Shamanism involves a deep connection to nature; there is the belief that people can attain greater health through acknowledging the connection between all living things and finding ways to appreciate the natural world. The practice varies, but a session typically involves journeying, a form of meditation initiated through the rhythmic sounds of a drum or rattle. The client will be asked to focus on an area of their life from which they wish to move forward or to heal. One can journey to meet their helping spirits, their future selves, or to travel to the past and address ancestral wounds that may be impacting them today. Unlike the physical world, the spiritual realm is not limited by time or space.
Once a month, Yeager and a few other practitioners lead a healing circle here in Corvallis, which is available in exchange for a voluntary donation. It’s a chance for people to discover the practice with other community members who may be experiencing shamanism for the first time.
“We trust that by providing this service, the right people find us when they need to, and that it does ripple out into the community as a whole,” said Yeager. For her, it’s important to maintain a safe space for people to explore the practice. Because of this, “there is a screening process if someone wants to participate.” The practitioners also take referrals from people they’ve worked with before.

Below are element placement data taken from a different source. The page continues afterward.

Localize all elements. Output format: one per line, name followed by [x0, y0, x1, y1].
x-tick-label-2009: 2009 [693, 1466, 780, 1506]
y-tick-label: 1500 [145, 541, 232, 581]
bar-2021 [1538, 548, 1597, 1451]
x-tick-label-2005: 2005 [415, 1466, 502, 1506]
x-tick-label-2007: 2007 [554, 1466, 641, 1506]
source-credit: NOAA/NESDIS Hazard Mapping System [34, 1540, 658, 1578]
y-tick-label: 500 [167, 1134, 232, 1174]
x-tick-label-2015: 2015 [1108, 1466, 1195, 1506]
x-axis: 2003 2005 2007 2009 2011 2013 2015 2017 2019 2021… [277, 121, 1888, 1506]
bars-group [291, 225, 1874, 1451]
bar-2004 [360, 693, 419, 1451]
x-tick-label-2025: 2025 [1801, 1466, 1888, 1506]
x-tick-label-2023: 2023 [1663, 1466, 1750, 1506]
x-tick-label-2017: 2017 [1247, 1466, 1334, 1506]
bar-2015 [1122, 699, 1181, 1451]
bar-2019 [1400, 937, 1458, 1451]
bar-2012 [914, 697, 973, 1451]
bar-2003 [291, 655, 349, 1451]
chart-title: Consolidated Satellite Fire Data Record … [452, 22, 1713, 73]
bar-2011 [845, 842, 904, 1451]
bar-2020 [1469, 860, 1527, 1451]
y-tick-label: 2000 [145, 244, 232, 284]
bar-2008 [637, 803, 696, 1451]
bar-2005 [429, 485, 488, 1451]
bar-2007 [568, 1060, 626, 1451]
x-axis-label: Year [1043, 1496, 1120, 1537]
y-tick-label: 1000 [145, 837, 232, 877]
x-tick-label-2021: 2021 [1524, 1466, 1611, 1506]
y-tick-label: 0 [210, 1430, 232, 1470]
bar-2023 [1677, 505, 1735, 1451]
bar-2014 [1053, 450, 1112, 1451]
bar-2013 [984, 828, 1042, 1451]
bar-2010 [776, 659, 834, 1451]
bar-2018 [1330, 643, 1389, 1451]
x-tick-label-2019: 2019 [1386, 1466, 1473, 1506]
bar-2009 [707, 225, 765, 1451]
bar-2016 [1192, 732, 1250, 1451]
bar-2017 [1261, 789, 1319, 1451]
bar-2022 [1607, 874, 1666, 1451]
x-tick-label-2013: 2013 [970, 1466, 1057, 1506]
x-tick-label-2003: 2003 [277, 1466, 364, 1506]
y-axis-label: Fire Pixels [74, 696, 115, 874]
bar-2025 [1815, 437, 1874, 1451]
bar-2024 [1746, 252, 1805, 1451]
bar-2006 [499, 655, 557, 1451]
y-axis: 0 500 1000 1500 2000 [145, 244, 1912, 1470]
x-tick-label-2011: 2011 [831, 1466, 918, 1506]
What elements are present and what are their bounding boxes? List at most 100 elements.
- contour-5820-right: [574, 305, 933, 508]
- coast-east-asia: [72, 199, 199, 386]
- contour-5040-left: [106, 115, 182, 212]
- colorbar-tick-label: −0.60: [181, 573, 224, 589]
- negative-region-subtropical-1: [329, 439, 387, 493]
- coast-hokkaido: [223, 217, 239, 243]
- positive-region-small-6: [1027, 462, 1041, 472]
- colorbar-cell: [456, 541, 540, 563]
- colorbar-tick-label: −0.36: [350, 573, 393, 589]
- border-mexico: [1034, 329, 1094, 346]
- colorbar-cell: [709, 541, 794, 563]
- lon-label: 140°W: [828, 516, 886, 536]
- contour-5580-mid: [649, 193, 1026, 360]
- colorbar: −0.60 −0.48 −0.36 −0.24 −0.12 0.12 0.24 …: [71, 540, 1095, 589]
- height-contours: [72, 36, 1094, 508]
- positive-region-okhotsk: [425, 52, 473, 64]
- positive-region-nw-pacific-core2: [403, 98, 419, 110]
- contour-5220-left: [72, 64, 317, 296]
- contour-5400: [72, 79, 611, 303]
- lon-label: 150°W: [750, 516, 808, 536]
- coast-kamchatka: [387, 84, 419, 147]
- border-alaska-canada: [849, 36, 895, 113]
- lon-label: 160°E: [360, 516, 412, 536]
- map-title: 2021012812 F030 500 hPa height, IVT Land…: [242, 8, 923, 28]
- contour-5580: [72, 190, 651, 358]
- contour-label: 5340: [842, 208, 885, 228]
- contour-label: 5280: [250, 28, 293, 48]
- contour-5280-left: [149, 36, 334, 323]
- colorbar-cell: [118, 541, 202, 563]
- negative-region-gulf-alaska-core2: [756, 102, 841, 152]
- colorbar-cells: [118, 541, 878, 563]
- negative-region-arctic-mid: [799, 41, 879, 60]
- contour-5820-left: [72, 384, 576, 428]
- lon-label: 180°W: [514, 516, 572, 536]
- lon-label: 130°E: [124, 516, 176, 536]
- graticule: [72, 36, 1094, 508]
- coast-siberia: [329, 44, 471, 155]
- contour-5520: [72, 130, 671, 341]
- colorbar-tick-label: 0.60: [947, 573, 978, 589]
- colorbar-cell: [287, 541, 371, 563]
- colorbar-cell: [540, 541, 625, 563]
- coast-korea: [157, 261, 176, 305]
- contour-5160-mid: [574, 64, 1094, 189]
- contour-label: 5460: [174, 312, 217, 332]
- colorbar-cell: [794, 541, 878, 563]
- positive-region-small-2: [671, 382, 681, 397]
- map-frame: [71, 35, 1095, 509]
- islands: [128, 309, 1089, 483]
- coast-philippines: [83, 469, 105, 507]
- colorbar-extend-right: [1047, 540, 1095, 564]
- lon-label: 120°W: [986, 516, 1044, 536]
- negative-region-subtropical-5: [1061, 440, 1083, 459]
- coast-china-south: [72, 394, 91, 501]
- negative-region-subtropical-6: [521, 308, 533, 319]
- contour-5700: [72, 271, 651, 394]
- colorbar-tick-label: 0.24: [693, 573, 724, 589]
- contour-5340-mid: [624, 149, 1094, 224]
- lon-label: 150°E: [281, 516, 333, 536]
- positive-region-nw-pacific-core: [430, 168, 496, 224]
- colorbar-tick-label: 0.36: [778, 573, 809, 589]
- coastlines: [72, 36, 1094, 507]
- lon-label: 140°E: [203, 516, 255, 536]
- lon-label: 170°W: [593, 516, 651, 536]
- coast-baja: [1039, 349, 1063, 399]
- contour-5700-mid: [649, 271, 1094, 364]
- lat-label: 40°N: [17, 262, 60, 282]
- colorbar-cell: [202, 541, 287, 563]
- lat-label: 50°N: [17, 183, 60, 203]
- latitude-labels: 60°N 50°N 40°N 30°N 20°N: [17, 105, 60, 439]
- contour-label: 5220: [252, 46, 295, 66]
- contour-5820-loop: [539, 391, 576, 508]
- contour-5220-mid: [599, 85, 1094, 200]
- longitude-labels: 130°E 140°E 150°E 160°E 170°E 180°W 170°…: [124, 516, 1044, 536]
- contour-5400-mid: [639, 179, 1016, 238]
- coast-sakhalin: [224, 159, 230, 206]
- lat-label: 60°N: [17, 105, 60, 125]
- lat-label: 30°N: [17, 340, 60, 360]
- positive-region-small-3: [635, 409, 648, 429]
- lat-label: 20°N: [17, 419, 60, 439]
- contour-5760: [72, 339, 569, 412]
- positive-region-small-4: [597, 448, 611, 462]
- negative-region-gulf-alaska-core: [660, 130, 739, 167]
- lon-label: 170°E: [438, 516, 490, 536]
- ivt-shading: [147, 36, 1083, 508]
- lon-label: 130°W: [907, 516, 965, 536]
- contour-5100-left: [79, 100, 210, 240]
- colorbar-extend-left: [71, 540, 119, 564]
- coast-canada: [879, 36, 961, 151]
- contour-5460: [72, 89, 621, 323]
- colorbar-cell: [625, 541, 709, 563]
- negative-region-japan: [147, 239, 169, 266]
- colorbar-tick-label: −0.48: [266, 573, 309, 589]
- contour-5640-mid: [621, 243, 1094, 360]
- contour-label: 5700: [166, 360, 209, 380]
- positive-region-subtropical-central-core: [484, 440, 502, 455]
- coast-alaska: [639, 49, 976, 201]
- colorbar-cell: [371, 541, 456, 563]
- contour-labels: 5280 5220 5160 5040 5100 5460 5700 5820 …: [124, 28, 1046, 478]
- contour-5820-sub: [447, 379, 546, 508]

While it’s called a healing circle, Yeager pointed out that this is a loose term. Healing gives “the impression that something is broken in someone. No one is ever broken.” Yeager prefers the term “tending,” like you would tend a garden. “Tending makes the person whole,” she said. Just as we take steps to ensure our physical health—check-ups, a healthy diet, exercise—there are ways to develop spiritual health.
Yeager also participates in Science of Mind and Spirit, a Meetup group that holds discussions on a variety of shamanic topics, as well as the occasional journeying and ceremony. If you aren’t into group work, Yeager has just expanded her services to include private sessions.
At the age of 17, she knew she wanted to be a shaman—at least, on a subconscious level. She had always loved nature and had developed a great interest in what she calls “soul work.” However, it wasn’t until she read the work of Sandra Ingerman that Yeager realized she could study shamanism and eventually become a practitioner.
For Yeager, it’s not her task to convince people that seeing a shamanic practitioner would be beneficial for them. According to her, curiosity is no coincidence. If you find yourself interested in learning more about shamanism or journeying, it could be your guide telling you it’s time to do some spiritual work.
Shamanism has roots all over the world, from parts of Asia to our own backyard. It’s Yeager’s belief that every person is capable of becoming a shamanic practitioner, and can partake in the ceremonies that can create a positive impact on the individual, their community, and the Earth. We just have to listen to our guides.